Rate of severe childhood obesity up sharply in U.S.

2009-08-13 09:15:58 GMT2009-08-13 17:15:58 (Beijing Time)  SINA.com

File photo shows overweight children working out at a Fitness Center in Upper Marlboro, Maryland. Childhood obesity is now the United States' worst health crisis, experts said, urging parents to ban television in kids' rooms and lawmakers to slap a tax on sugar-laden sodas.(Agencies)

The rate of severe obesity among U.S. children and teenagers more than tripled over the past three decades, a new study finds.

Using data from a long-running government health survey, researchers found that as of 2004, nearly 4 percent of 2- to 19-year-olds in the U.S. were severely obese.

That was up more than three-fold from 1976, and more than 70 percent from 1994, the researchers report in the journal Academic Pediatrics.

"Children are not only becoming obese, but becoming severely obese, which impacts their overall health," lead researcher Dr. Joseph A. Skelton, of Wake Forest University School of Medicine in Winston-Salem, North Carolina, said in a news release from the university.

"These findings," he added, "reinforce the fact that medically-based programs to treat obesity are needed throughout the United States and insurance companies should be encouraged to cover this care."

The study also found that minority and lower-income children are at particular risk of severe obesity -- which, in children and teenagers, is defined as having a body mass index (BMI) in the 99th percentile for one's age and gender.
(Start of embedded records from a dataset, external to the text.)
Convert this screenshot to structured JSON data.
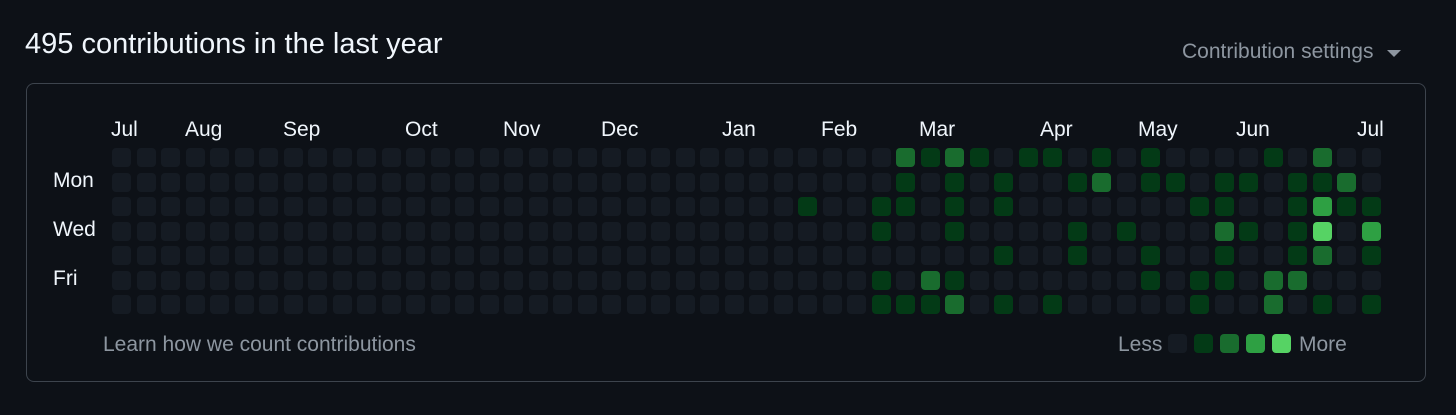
{
  "header": {
    "title": "495 contributions in the last year",
    "settings_label": "Contribution settings"
  },
  "calendar": {
    "months": [
      "Jul",
      "Aug",
      "Sep",
      "Oct",
      "Nov",
      "Dec",
      "Jan",
      "Feb",
      "Mar",
      "Apr",
      "May",
      "Jun",
      "Jul"
    ],
    "day_labels": [
      "Mon",
      "Wed",
      "Fri"
    ],
    "level_colors": [
      "#151b23",
      "#033a16",
      "#196c2e",
      "#2ea043",
      "#56d364"
    ],
    "weeks": [
      [
        0,
        0,
        0,
        0,
        0,
        0,
        0
      ],
      [
        0,
        0,
        0,
        0,
        0,
        0,
        0
      ],
      [
        0,
        0,
        0,
        0,
        0,
        0,
        0
      ],
      [
        0,
        0,
        0,
        0,
        0,
        0,
        0
      ],
      [
        0,
        0,
        0,
        0,
        0,
        0,
        0
      ],
      [
        0,
        0,
        0,
        0,
        0,
        0,
        0
      ],
      [
        0,
        0,
        0,
        0,
        0,
        0,
        0
      ],
      [
        0,
        0,
        0,
        0,
        0,
        0,
        0
      ],
      [
        0,
        0,
        0,
        0,
        0,
        0,
        0
      ],
      [
        0,
        0,
        0,
        0,
        0,
        0,
        0
      ],
      [
        0,
        0,
        0,
        0,
        0,
        0,
        0
      ],
      [
        0,
        0,
        0,
        0,
        0,
        0,
        0
      ],
      [
        0,
        0,
        0,
        0,
        0,
        0,
        0
      ],
      [
        0,
        0,
        0,
        0,
        0,
        0,
        0
      ],
      [
        0,
        0,
        0,
        0,
        0,
        0,
        0
      ],
      [
        0,
        0,
        0,
        0,
        0,
        0,
        0
      ],
      [
        0,
        0,
        0,
        0,
        0,
        0,
        0
      ],
      [
        0,
        0,
        0,
        0,
        0,
        0,
        0
      ],
      [
        0,
        0,
        0,
        0,
        0,
        0,
        0
      ],
      [
        0,
        0,
        0,
        0,
        0,
        0,
        0
      ],
      [
        0,
        0,
        0,
        0,
        0,
        0,
        0
      ],
      [
        0,
        0,
        0,
        0,
        0,
        0,
        0
      ],
      [
        0,
        0,
        0,
        0,
        0,
        0,
        0
      ],
      [
        0,
        0,
        0,
        0,
        0,
        0,
        0
      ],
      [
        0,
        0,
        0,
        0,
        0,
        0,
        0
      ],
      [
        0,
        0,
        0,
        0,
        0,
        0,
        0
      ],
      [
        0,
        0,
        0,
        0,
        0,
        0,
        0
      ],
      [
        0,
        0,
        0,
        0,
        0,
        0,
        0
      ],
      [
        0,
        0,
        1,
        0,
        0,
        0,
        0
      ],
      [
        0,
        0,
        0,
        0,
        0,
        0,
        0
      ],
      [
        0,
        0,
        0,
        0,
        0,
        0,
        0
      ],
      [
        0,
        0,
        1,
        1,
        0,
        1,
        1
      ],
      [
        2,
        1,
        1,
        0,
        0,
        0,
        1
      ],
      [
        1,
        0,
        0,
        0,
        0,
        2,
        1
      ],
      [
        2,
        1,
        1,
        1,
        0,
        1,
        2
      ],
      [
        1,
        0,
        0,
        0,
        0,
        0,
        0
      ],
      [
        0,
        1,
        1,
        0,
        1,
        0,
        1
      ],
      [
        1,
        0,
        0,
        0,
        0,
        0,
        0
      ],
      [
        1,
        0,
        0,
        0,
        0,
        0,
        1
      ],
      [
        0,
        1,
        0,
        1,
        1,
        0,
        0
      ],
      [
        1,
        2,
        0,
        0,
        0,
        0,
        0
      ],
      [
        0,
        0,
        0,
        1,
        0,
        0,
        0
      ],
      [
        1,
        1,
        0,
        0,
        1,
        1,
        0
      ],
      [
        0,
        1,
        0,
        0,
        0,
        0,
        0
      ],
      [
        0,
        0,
        1,
        0,
        0,
        1,
        1
      ],
      [
        0,
        1,
        1,
        2,
        1,
        1,
        0
      ],
      [
        0,
        1,
        0,
        1,
        0,
        0,
        0
      ],
      [
        1,
        0,
        0,
        0,
        0,
        2,
        2
      ],
      [
        0,
        1,
        1,
        1,
        1,
        2,
        0
      ],
      [
        2,
        1,
        3,
        4,
        2,
        0,
        1
      ],
      [
        0,
        2,
        1,
        0,
        0,
        0,
        0
      ],
      [
        0,
        0,
        1,
        3,
        1,
        0,
        1
      ]
    ],
    "learn_link": "Learn how we count contributions",
    "legend_less": "Less",
    "legend_more": "More"
  }
}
In the most recent survey, which included 12,000 2- to 19-year-olds from across the U.S., nearly 6 percent of African-American children and teens were severely obese, as were roughly 5 percent of Mexican- Americans. That compared with 3 percent of their white peers.

In contrast, less than 1 percent of Mexican-American children and less than 2 percent of black children were severely obese in the 1970s survey.

When it came to family income, the latest survey data show that just over 4 percent of relatively lower-income children were severely obese, versus 2.5 percent of those from higher-income families.

The findings underscore a central obstacle in tackling childhood obesity, Skelton and his colleagues note: The children who are most affected also generally have the greatest difficulty getting good healthcare.

"No simple answers exist," the researchers write, pointing out that along with better access to healthcare, there also need to be broader efforts to improve the diets and lifestyle habits of U.S. children.